Winona had been more than a month, nearly five weeks indeed, at the Seaton High School. In the first few days of her introduction to V.a. she had told herself that the difficulty of the work consisted largely in its newness, and that as soon as she grew accustomed to it she would sail along as swimmingly as Garnet Emerson, or Olave Parry, or Hilda Langley, or Agatha James. Most unfortunately she found her theory acted in the opposite direction. Closer acquaintance with her Form subjects proved their extreme toughness. She was not nearly up to the standard of the rest of the girls.
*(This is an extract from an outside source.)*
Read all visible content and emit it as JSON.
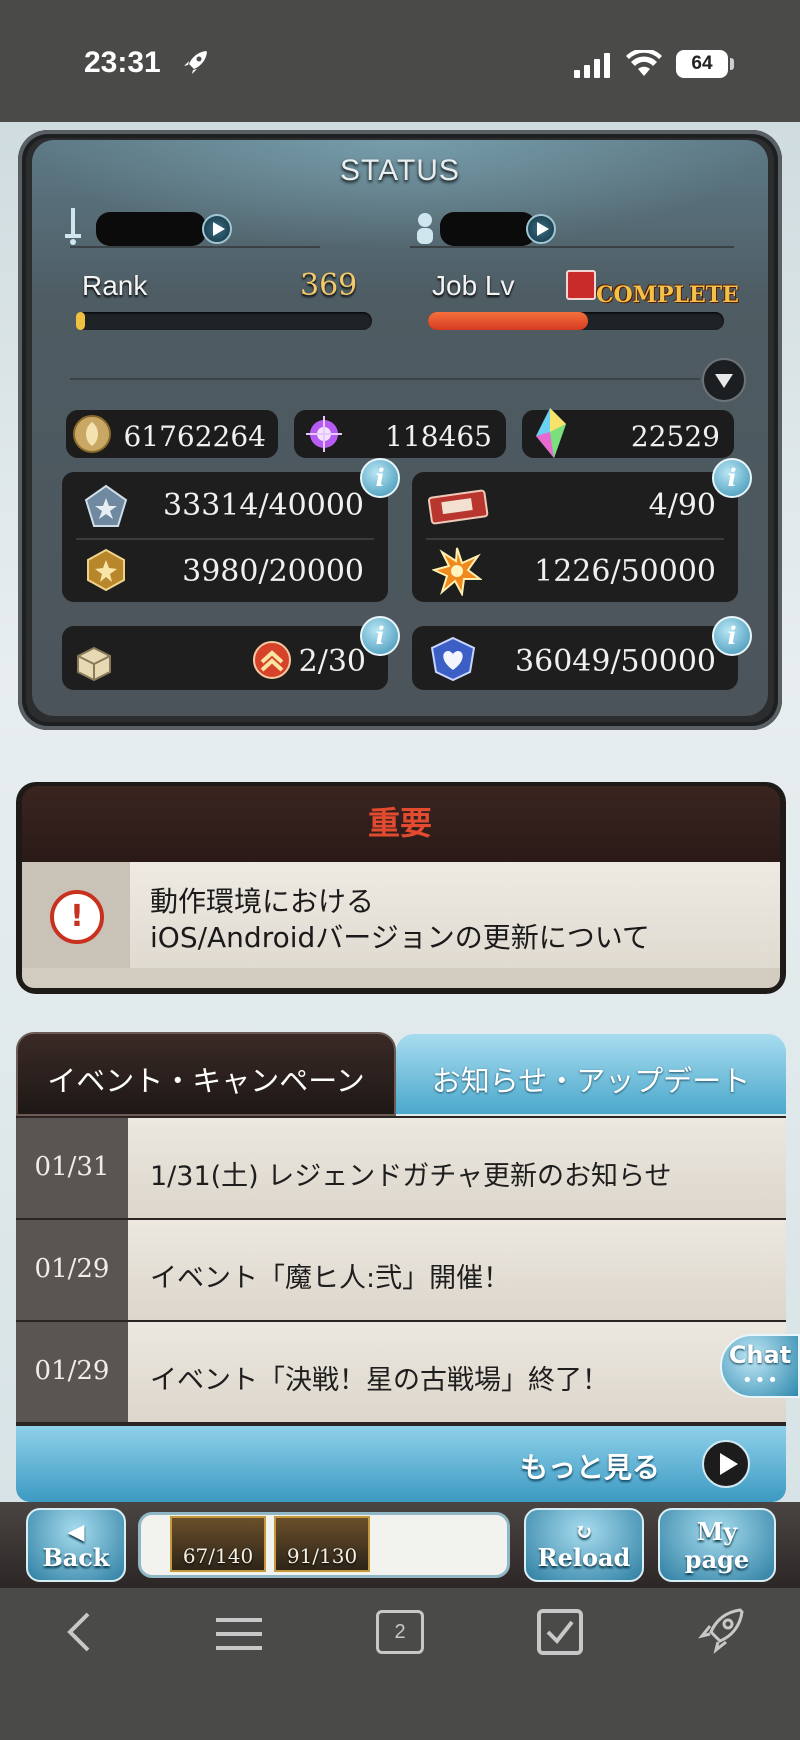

Her Latin grammar was shaky, her French only a trifle better, she had merely a nodding acquaintance with geometry, and had not before studied chemistry. Her teacher seemed to expect her to understand many things of which she had hitherto never heard, and was apparently astounded at her ignorance. Winona puzzled over her text-books during many hours of preparation, but she made little headway. The royal road to learning, which she had fondly hoped to tread, was proving itself a stony and twisting path.

"_You_ seem to get on all right?" she said wistfully to Garnet one day.

"Why, yes. Of course one has to work," admitted her friend. "Miss Huntley keeps one up to the mark. But one must expect that in V.a. They don't put scholarship holders in the Preparatory."

"I was all at sea in math. this morning."

"You were rather a duffer, certainly. The problems weren't as difficult as the ones they gave us in the entrance exam. If those didn't floor you, why couldn't you work these?"

"But they did floor me. I barely managed half the paper. I reckoned I'd failed in it."

Garnet looked surprised.

"Then your other subjects must have been extremely good to make up for it. I was told that we should probably stand or fall by maths. You were ripping in everything else, I suppose? Scored no end?"

Winona did not answer the question. She was conscious that none of her papers could have merited such an eulogium. She envied Garnet's grasp of the form work. Try as she would, her own exercises and translations were poor affairs, and her ill-trained memory found it difficult to marshal the enormous number of facts that were daily forced upon it. Miss Huntley at first was patient, but as the weeks wore on, and Winona still wallowed in a quagmire of amazing mistakes, she grew sarcastic. The girl winced under some of her cutting remarks. Apparently the mistress imagined her failure to be due to laziness and inattention, and sooner than confess that she could not understand the work, Winona was silent.

She never mentioned the long hours she spent poring over her books in Aunt Harriet's dining-room. After all, it was better to be thought idle than stupid. But it was humiliating to feel that she was counted among the slackers of the Form, while Garnet was already winning laurels. The contrast between the two scholarship holders could not fail to be noticed.

Miss Huntley (privately known to the Form as "Bunty") was a clever, but rather remorseless teacher. She had been on the staff since the opening of the school two years before, and she was determined at all costs to maintain the high standard inaugurated at its foundation. She was herself the product of High School education, and knew to the last scruple how much to require from girls in V.a. To those who appeared to be really trying their best she was ready to give intelligent help, but she had no mercy for slackers. She was possessed of a certain amount of dry humor, greatly appreciated by the form _en bloc_, though each quaked privately lest, through some unlucky slip, she might find herself the object of the smart but withering satires.

Despite her strictness, "Bunty" was popular. She was an admirable tennis player, and a formidable champion in a match "Mistresses _v._ Girls."

Her strong personality fascinated Winona, who would have done much to gain her approval. So far, however, she was entirely on Miss Huntley's black list.